The first known use of the term “refactoring” appeared in “Refactoring: An Aid in Designing Application Frameworks and Evolving Object-Oriented Systems” by Ralph Johnson and Bill Opdyke in 1990. But Refactoring as a function and as technique was almost certainly used before then.

More Works

Lot of work has been done on this area which includes the thesis work “Practical Analysis for refactoring” by Donald Bradley Roberts. It focuses on several ways to make a refactoring tool that is both fast enough and reliable enough to be useful. In another thesis work “Refactoring as Formal Refinements” by Márcio Cornélio throws light on algebraic technique that presents refactoring as behavior preserving transformation. For list of other thesis works and papers refer to the external links.

Books on Refactoring

Various books are available on the topic of refactoring these days. The initial list of books includes “Refactoring: Improving the Design of Existing Code“ by Martin Flower and Refactoring to Patterns, by Joshua Kerievsky and many more books on this topic. For listing of books refer to the external links on books on refactoring.


Initiatives taken to improve current generation of refactoring tools

Refactoring Tools

Refactoring tools are provided as Integrated Development Environment (IDE) features currently and are available for all popular programming languages.

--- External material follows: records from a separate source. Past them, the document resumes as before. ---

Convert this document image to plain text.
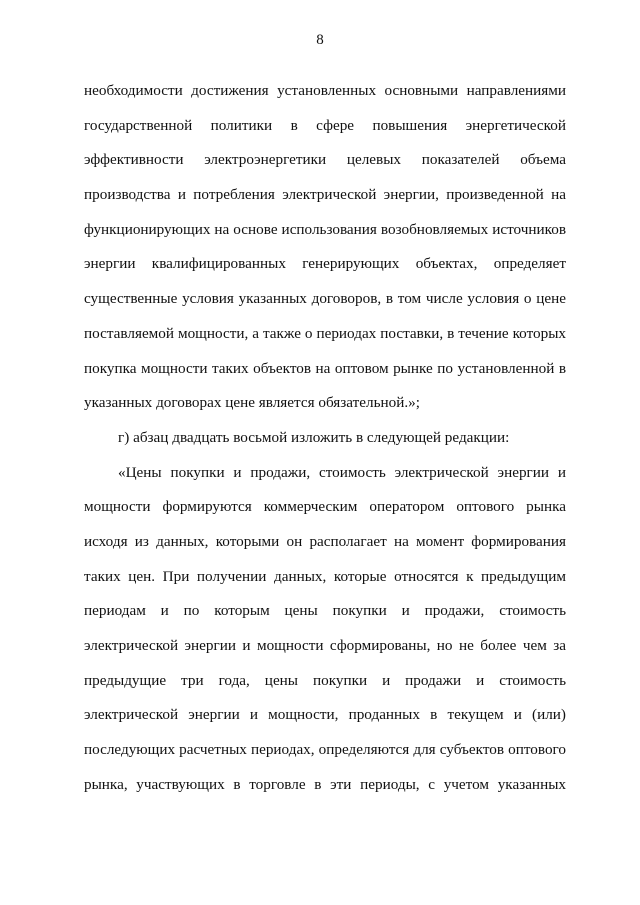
8
необходимости достижения установленных основными направлениями
государственной политики в сфере повышения энергетической
эффективности электроэнергетики целевых показателей объема
производства и потребления электрической энергии, произведенной на
функционирующих на основе использования возобновляемых источников
энергии квалифицированных генерирующих объектах, определяет
существенные условия указанных договоров, в том числе условия о цене
поставляемой мощности, а также о периодах поставки, в течение которых
покупка мощности таких объектов на оптовом рынке по установленной в
указанных договорах цене является обязательной.»;
г) абзац двадцать восьмой изложить в следующей редакции:
«Цены покупки и продажи, стоимость электрической энергии и
мощности формируются коммерческим оператором оптового рынка
исходя из данных, которыми он располагает на момент формирования
таких цен. При получении данных, которые относятся к предыдущим
периодам и по которым цены покупки и продажи, стоимость
электрической энергии и мощности сформированы, но не более чем за
предыдущие три года, цены покупки и продажи и стоимость
электрической энергии и мощности, проданных в текущем и (или)
последующих расчетных периодах, определяются для субъектов оптового
рынка, участвующих в торговле в эти периоды, с учетом указанных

For instance, the common IDEs that provide the refactoring tools are IBM’s Eclipse, Sun’s Netbeans and IntelliJ’s IDEA. For further information, an academic thesis “Refactoring Tools and Complementary Techniques” focuses on the survey made on the comparison of refactoring tools usage in IDEs.

Web Portal

Various initiatives like conferences, workshops are conducted by Organizations like Institute of Electrical and Electronics Engineers (IEEE), Associate for Computing Machinery (ACM) to improve the current generation of refactoring tools. The first initiative taken to improve the current generation of refactoring tools is creating the refactoring research web portal ([1]). This research web portal includes a collection links and articles that provide the researchers and industrial engineers an up-to-date knowledge on refactoring.

Workshops and Conferences

The second initiative taken is, organizing workshops which serve as a forum to bring researchers and tool vendors together for collaborative efforts in developing the refactoring tools. This initiative has been taken with the motive to develop the tool support for refactoring efficiently by combining the state-of-the-art research with the challenges from real-time applications. The benefits of such workshops by collaborating the researchers and tool vendors are, to develop the tools in a short period of time and eliminating the redundant works by other researchers and tool vendors. The workshops on refactoring tools are being conducted annually at various places

The first workshop on refactoring tools was conducted on July 31st 2007 in conjunction with European Conference on Object-Oriented Programming (ECOOP) at Berlin. Various papers like automated refactoring for improved cohesion, reuse based refactoring tools, Engineering reusability for software refactoring tools and others were presented and discussed. The proceedings of the first workshop can be found as a TU Berlin Technical Report, ISSN 1436-9915.

The second workshop on refactoring tools was conducted on October 19th 2008 in conjunction with Object-Oriented Programming Systems, Languages and Applications (OOPSLA) at Nashville, Tennessee. Various papers that were accepted and discussed were Cross Language Refactoring for Eclipse plug-ins, Tool support for refactoring functional programs, Towards a Refactoring guideline using code clone classification and others. More accepted papers at the second workshop can be found at [2]. The interest in research in refactoring tools has increased to a greater extent that more papers were submitted and more researchers and tool vendors like JetBrains, Microsoft participated at the workshop.

The third workshop on refactoring tools is going to be held on October 25-29, 2009 in conjunction with Object-Oriented Programming Systems, Languages and Applications (OOPSLA) at Orlando, Florida. The papers have been invited for the topics which include language-independent transformation frameworks, language-independent analysis frameworks and analytical representations.